Patient et serein comme une force tranquille, MOHAMED JAMES s’attèle à la réalisation d’une œuvre phonographique de seize (16) titres qu’il terminera en décembre 2012 sous le nom de ‘’GNAKOURA GNAKOURA’’. Cet album marquera véritablement le début de la carrière de MOHAMED  JAMES comme artiste-chanteur. A travers ce produit, l’artiste s’engage dans la revalorisation de la culture guinéenne qu’il estime sous menace de relégation en arrière plan face à celle d’autres Nation qui, pourtant s’en inspirait. Faisant objet de grand bruit dans l’arène musicale, ‘’GNAKOURA  GNAKOURA’’ se démarque par un métissage rythmique bien réussit dans lequel, le slow et la musique manding font bon ménage.

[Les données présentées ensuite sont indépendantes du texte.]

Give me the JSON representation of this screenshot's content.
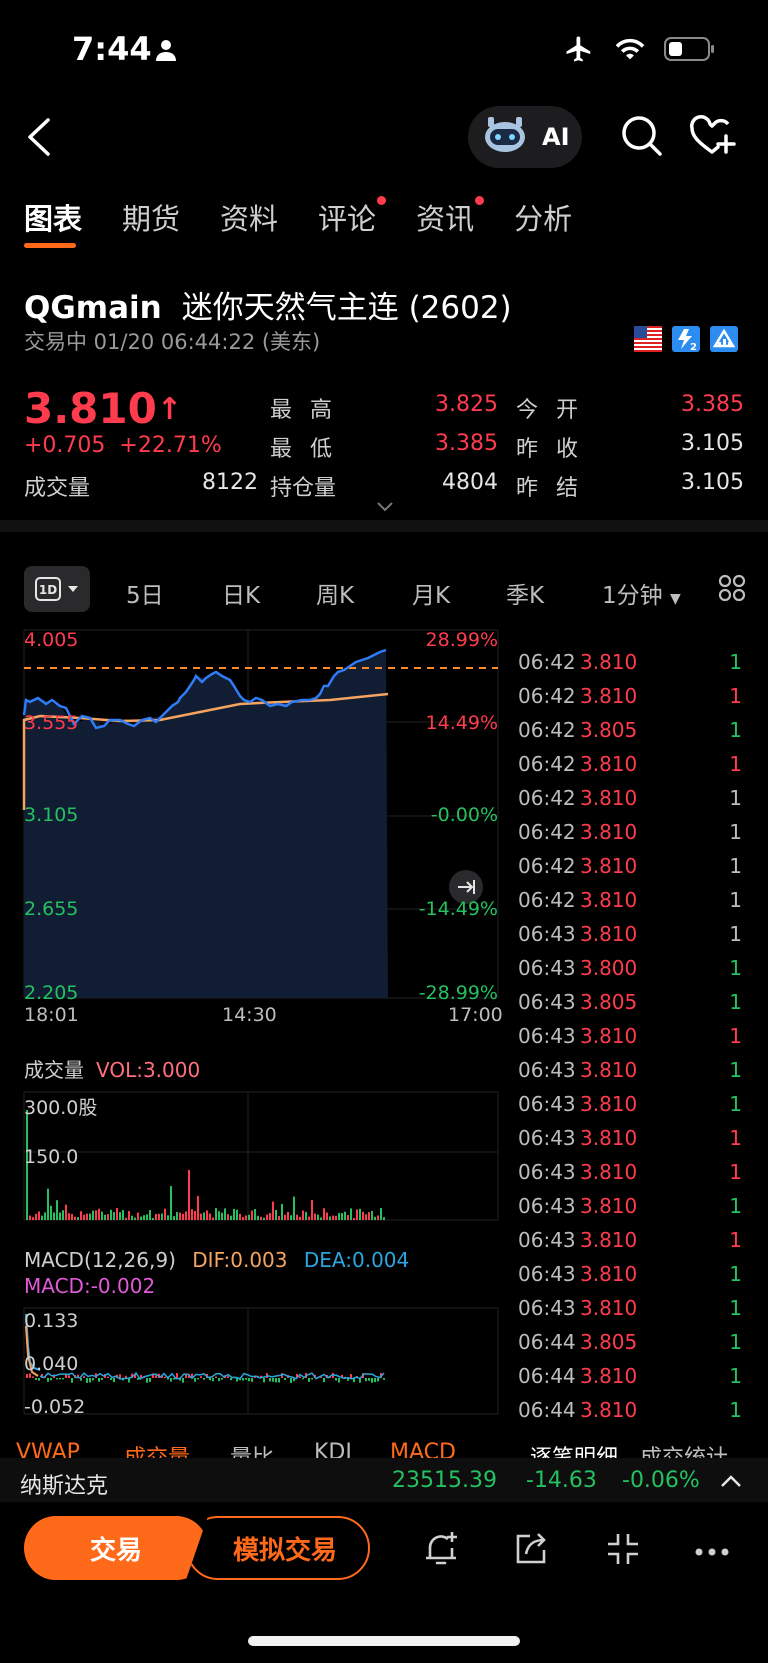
{
  "status": {
    "time": "7:44"
  },
  "nav": {
    "ai_label": "AI"
  },
  "tabs": [
    {
      "label": "图表",
      "active": true,
      "dot": false
    },
    {
      "label": "期货",
      "active": false,
      "dot": false
    },
    {
      "label": "资料",
      "active": false,
      "dot": false
    },
    {
      "label": "评论",
      "active": false,
      "dot": true
    },
    {
      "label": "资讯",
      "active": false,
      "dot": true
    },
    {
      "label": "分析",
      "active": false,
      "dot": false
    }
  ],
  "instrument": {
    "symbol": "QGmain",
    "name": "迷你天然气主连 (2602)",
    "status_line": "交易中 01/20 06:44:22 (美东)",
    "price": "3.810",
    "change": "+0.705",
    "change_pct": "+22.71%",
    "volume_label": "成交量",
    "volume": "8122",
    "quotes": {
      "high_label": "最高",
      "high": "3.825",
      "low_label": "最低",
      "low": "3.385",
      "oi_label": "持仓量",
      "oi": "4804",
      "open_label": "今开",
      "open": "3.385",
      "prev_close_label": "昨收",
      "prev_close": "3.105",
      "prev_settle_label": "昨结",
      "prev_settle": "3.105"
    }
  },
  "periods": {
    "selected": "1D",
    "items": [
      "5日",
      "日K",
      "周K",
      "月K",
      "季K",
      "1分钟"
    ]
  },
  "chart": {
    "y_left": [
      "4.005",
      "3.555",
      "3.105",
      "2.655",
      "2.205"
    ],
    "y_right": [
      "28.99%",
      "14.49%",
      "-0.00%",
      "-14.49%",
      "-28.99%"
    ],
    "x_labels": [
      "18:01",
      "14:30",
      "17:00"
    ],
    "volume_title": "成交量",
    "volume_value": "VOL:3.000",
    "volume_axis": [
      "300.0股",
      "150.0"
    ],
    "macd_title": "MACD(12,26,9)",
    "macd_dif": "DIF:0.003",
    "macd_dea": "DEA:0.004",
    "macd_val": "MACD:-0.002",
    "macd_axis": [
      "0.133",
      "0.040",
      "-0.052"
    ],
    "colors": {
      "line": "#2f7cf6",
      "avg": "#f4a460",
      "up": "#ff3b4e",
      "down": "#25c160"
    }
  },
  "trades": [
    {
      "t": "06:42",
      "p": "3.810",
      "q": "1",
      "pc": "red",
      "qc": "green"
    },
    {
      "t": "06:42",
      "p": "3.810",
      "q": "1",
      "pc": "red",
      "qc": "red"
    },
    {
      "t": "06:42",
      "p": "3.805",
      "q": "1",
      "pc": "red",
      "qc": "green"
    },
    {
      "t": "06:42",
      "p": "3.810",
      "q": "1",
      "pc": "red",
      "qc": "red"
    },
    {
      "t": "06:42",
      "p": "3.810",
      "q": "1",
      "pc": "red",
      "qc": "gray"
    },
    {
      "t": "06:42",
      "p": "3.810",
      "q": "1",
      "pc": "red",
      "qc": "gray"
    },
    {
      "t": "06:42",
      "p": "3.810",
      "q": "1",
      "pc": "red",
      "qc": "gray"
    },
    {
      "t": "06:42",
      "p": "3.810",
      "q": "1",
      "pc": "red",
      "qc": "gray"
    },
    {
      "t": "06:43",
      "p": "3.810",
      "q": "1",
      "pc": "red",
      "qc": "gray"
    },
    {
      "t": "06:43",
      "p": "3.800",
      "q": "1",
      "pc": "red",
      "qc": "green"
    },
    {
      "t": "06:43",
      "p": "3.805",
      "q": "1",
      "pc": "red",
      "qc": "green"
    },
    {
      "t": "06:43",
      "p": "3.810",
      "q": "1",
      "pc": "red",
      "qc": "red"
    },
    {
      "t": "06:43",
      "p": "3.810",
      "q": "1",
      "pc": "red",
      "qc": "green"
    },
    {
      "t": "06:43",
      "p": "3.810",
      "q": "1",
      "pc": "red",
      "qc": "green"
    },
    {
      "t": "06:43",
      "p": "3.810",
      "q": "1",
      "pc": "red",
      "qc": "red"
    },
    {
      "t": "06:43",
      "p": "3.810",
      "q": "1",
      "pc": "red",
      "qc": "red"
    },
    {
      "t": "06:43",
      "p": "3.810",
      "q": "1",
      "pc": "red",
      "qc": "green"
    },
    {
      "t": "06:43",
      "p": "3.810",
      "q": "1",
      "pc": "red",
      "qc": "red"
    },
    {
      "t": "06:43",
      "p": "3.810",
      "q": "1",
      "pc": "red",
      "qc": "green"
    },
    {
      "t": "06:43",
      "p": "3.810",
      "q": "1",
      "pc": "red",
      "qc": "green"
    },
    {
      "t": "06:44",
      "p": "3.805",
      "q": "1",
      "pc": "red",
      "qc": "green"
    },
    {
      "t": "06:44",
      "p": "3.810",
      "q": "1",
      "pc": "red",
      "qc": "green"
    },
    {
      "t": "06:44",
      "p": "3.810",
      "q": "1",
      "pc": "red",
      "qc": "green"
    }
  ],
  "bottom_tabs": [
    "VWAP",
    "成交量",
    "量比",
    "KDJ",
    "MACD",
    "逐笔明细",
    "成交统计"
  ],
  "index_bar": {
    "name": "纳斯达克",
    "value": "23515.39",
    "change": "-14.63",
    "pct": "-0.06%"
  },
  "actions": {
    "trade": "交易",
    "sim_trade": "模拟交易"
  }
}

CONTINUER A ETRE UTILE AUX AUTRES…

Tant bien qu’il ait décidé de développer une carrière d’artiste-chanteur, MOHAMED JAMES n’a, pour autant, pas rompu avec ses habitudes d’assistance aux autres artistes du pays. Il continue à répondre à leurs besoins en leur offrant son expertise dans les studios d’enregistrement et sur scène.

Cependant, il ne s’arrêtera pas à cet album qui a grandement amélioré son image d’artiste complet. Il envisage s’engager dans une deuxième expérience qu’il prépare soigneusement tout en conservant les habitudes professionnelles à travers lesquelles, il fut découvert dans le monde de l’art musical et de la culture. 

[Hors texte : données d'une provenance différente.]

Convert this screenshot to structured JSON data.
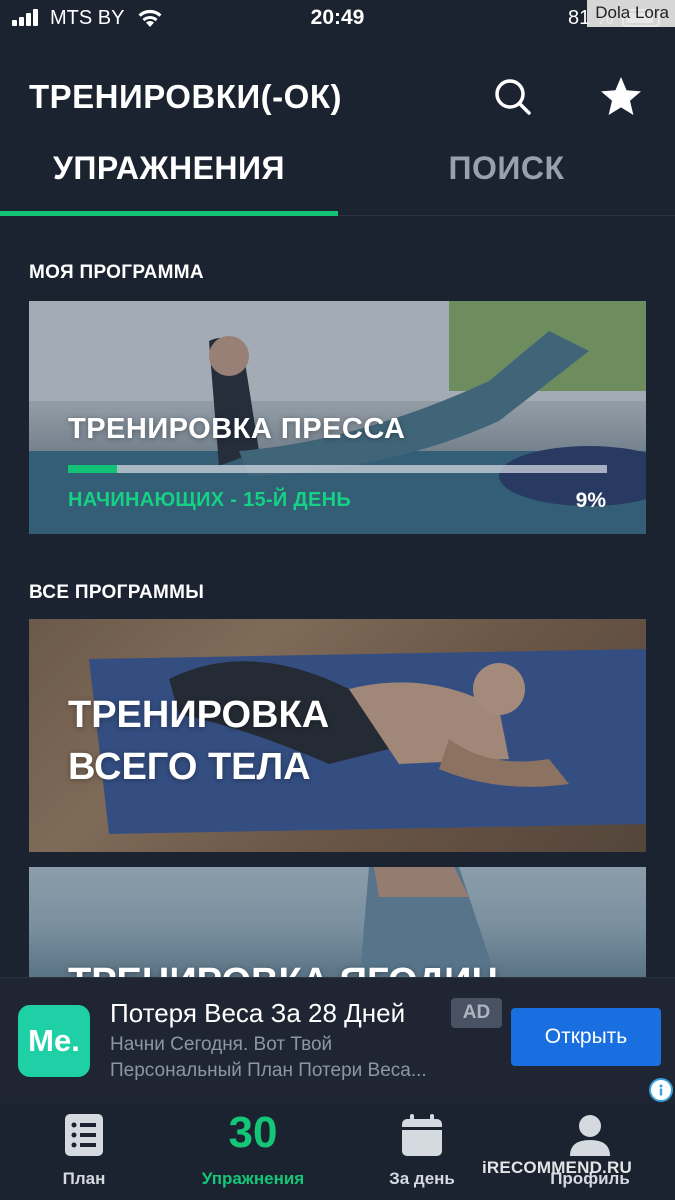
{
  "status_bar": {
    "carrier": "MTS BY",
    "time": "20:49",
    "battery": "81 %"
  },
  "watermark_top": "Dola Lora",
  "header": {
    "title": "ТРЕНИРОВКИ(-ОК)",
    "search_icon": "search-icon",
    "favorite_icon": "star-icon"
  },
  "tabs": [
    {
      "label": "УПРАЖНЕНИЯ",
      "active": true
    },
    {
      "label": "ПОИСК",
      "active": false
    }
  ],
  "my_program": {
    "section_title": "МОЯ ПРОГРАММА",
    "card": {
      "title": "ТРЕНИРОВКА ПРЕССА",
      "subtitle": "НАЧИНАЮЩИХ - 15-Й ДЕНЬ",
      "progress_label": "9%",
      "progress_value": 0.09
    }
  },
  "all_programs": {
    "section_title": "ВСЕ ПРОГРАММЫ",
    "cards": [
      {
        "title_line1": "ТРЕНИРОВКА",
        "title_line2": "ВСЕГО ТЕЛА"
      },
      {
        "title": "ТРЕНИРОВКА ЯГОДИЦ"
      }
    ]
  },
  "ad": {
    "logo_text": "Me.",
    "title": "Потеря Веса За 28 Дней",
    "badge": "AD",
    "text_line1": "Начни Сегодня. Вот Твой",
    "text_line2": "Персональный План Потери Веса...",
    "button": "Открыть"
  },
  "bottom_nav": [
    {
      "label": "План",
      "icon": "list-icon",
      "active": false
    },
    {
      "label": "Упражнения",
      "number": "30",
      "active": true
    },
    {
      "label": "За день",
      "icon": "calendar-icon",
      "active": false
    },
    {
      "label": "Профиль",
      "icon": "profile-icon",
      "active": false
    }
  ],
  "watermark_bottom": "iRECOMMEND.RU",
  "colors": {
    "background": "#1b2230",
    "accent": "#12c275",
    "ad_button": "#1a6fe0"
  }
}
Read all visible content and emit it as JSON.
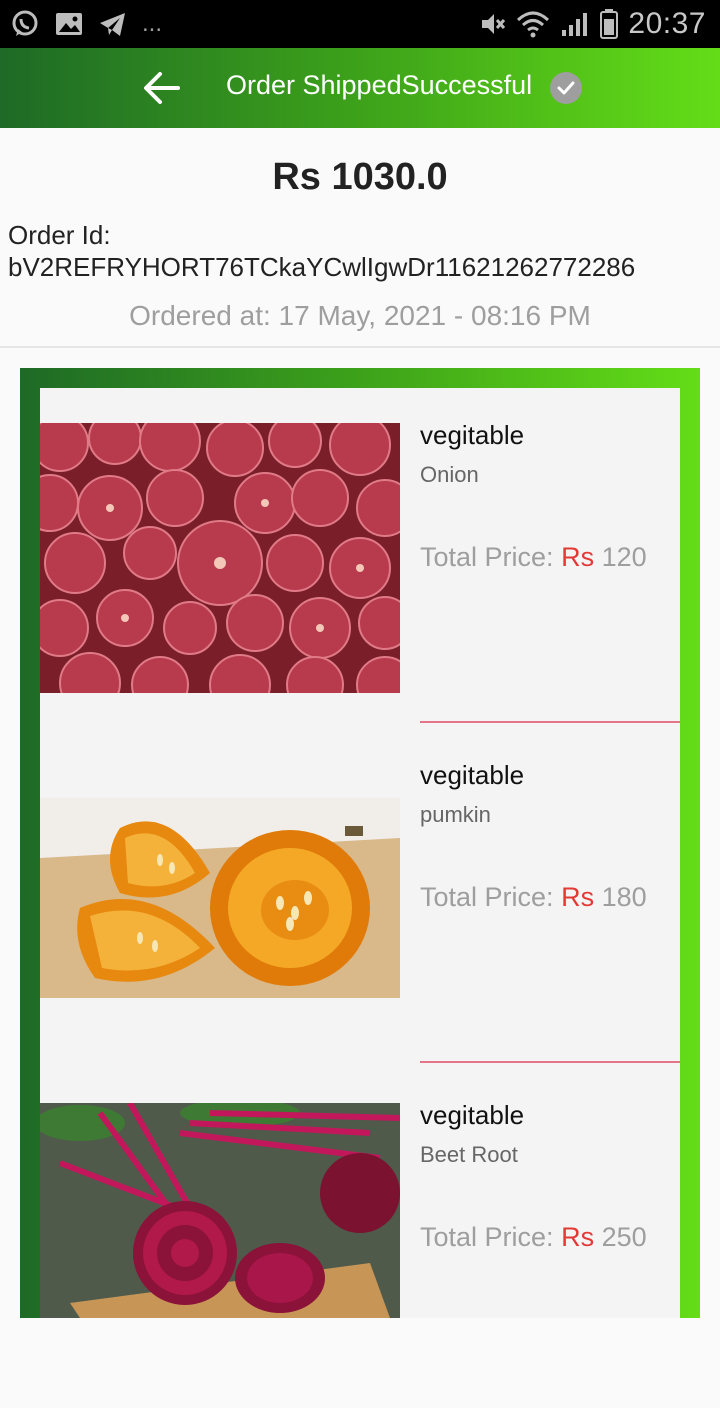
{
  "status_bar": {
    "time": "20:37",
    "dots": "...",
    "left_icons": [
      "whatsapp-icon",
      "image-icon",
      "telegram-icon"
    ],
    "right_icons": [
      "mute-icon",
      "wifi-icon",
      "signal-icon",
      "battery-icon"
    ]
  },
  "app_bar": {
    "title": "Order ShippedSuccessful",
    "back_icon": "arrow-left-icon",
    "status_icon": "check-circle-icon",
    "gradient": [
      "#1e6a26",
      "#64dd17"
    ]
  },
  "order": {
    "total": "Rs 1030.0",
    "id_label": "Order Id:",
    "id_value": "bV2REFRYHORT76TCkaYCwlIgwDr11621262772286",
    "ordered_at": "Ordered at: 17 May, 2021 - 08:16 PM"
  },
  "items": [
    {
      "category": "vegitable",
      "name": "Onion",
      "price_label": "Total Price:",
      "currency": "Rs",
      "price": "120",
      "image": "onion-photo"
    },
    {
      "category": "vegitable",
      "name": "pumkin",
      "price_label": "Total Price:",
      "currency": "Rs",
      "price": "180",
      "image": "pumpkin-photo"
    },
    {
      "category": "vegitable",
      "name": "Beet Root",
      "price_label": "Total Price:",
      "currency": "Rs",
      "price": "250",
      "image": "beetroot-photo"
    }
  ],
  "colors": {
    "price_currency": "#e53935",
    "divider": "#e57389",
    "muted": "#9e9e9e"
  }
}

UN  2ème  ALBUM  ET, LA  CONSECRATION…

Pendant que tout semble se normaliser aux yeux des artistes-chanteurs présents sur la scène musicale, MOHAMED JAMES prépare encore l’enregistrement d’un autre album dont les textes sont déjà écrits.

Mais cette fois-ci, il compte énormément changer la donne et se faire correctement connaître des mélomanes. Tout part d’abord du changement de sobriquet. En lieu et place de MOHAMED JAMES, il se fera appelé du nom son père, c’est-à-dire ‘’AZAYA’’, reconnu comme étant l’un des meilleurs batteurs ayant appartenu à un groupe orchestral renommé du pays, à savoir ‘’LE  GROUPE  STANDARD  DE  PETIT  CONDE’’. Mais déjà, cette première action portant sur la révision de son appellation de scène devrait en dire grand sur ce qui allait se passer. Dans les coulisses des studios de Conakry, ceux qui avaient eu la chance d’écouter quelques titres, soufflaient la qualité du produits en perspective dans les oreilles des uns et des autres. Peu à peu les choses se mettent au point et, la sortie de l’album est annoncée pour le 24 avril 2015 dans un centre de loisir de la place habitué à la réception des artistes pour des présentations officielles d’œuvres phonographique ou encore des concerts ordinaires. Quelques titres promotionnels relayés par les différentes stations de radios du pays, lesquels sont consolidés par la diffusion d’un clip très illustratif, laissent les mélomanes dans une soif impatiente d’avoir le produit à leur disposition. C’est ainsi qu’au jour J, les mélomanes se retrouvent devant un album de très grande qualité dans lequel, ils découvrent un véritable brassage culturel professionnellement taillé sur mesure entre le slow et la musique manding. Les jours qui suivront, feront l’objet d’une très grande réclamation de cette œuvre de quinze (15) titres (GNÈNÈSSOUMA) qui suscite la sollicitude du désormais AZAYA sur toutes les scènes du pays. De cet instant, AZAYA fait sa rentrée dans la cour des grands, non pas au niveau de la Guinée seulement, mais à travers l’Afrique à qui, il propose un autre goût de la culture africaine et l’installe dans un place de choix dans le concept du rapprochement promu par le brassage culturel.

Cependant, malgré sa célébrité qu’il obtient de cette consécration, AZAYA reste tout aussi naturel que jadis, avec pour seule ambition que, de permettre à la culture guinéenne de prouver que la richesse de son pays dans ce domaine, n’est pas allée à l’usure avec les réalités que le temps présente actuellement.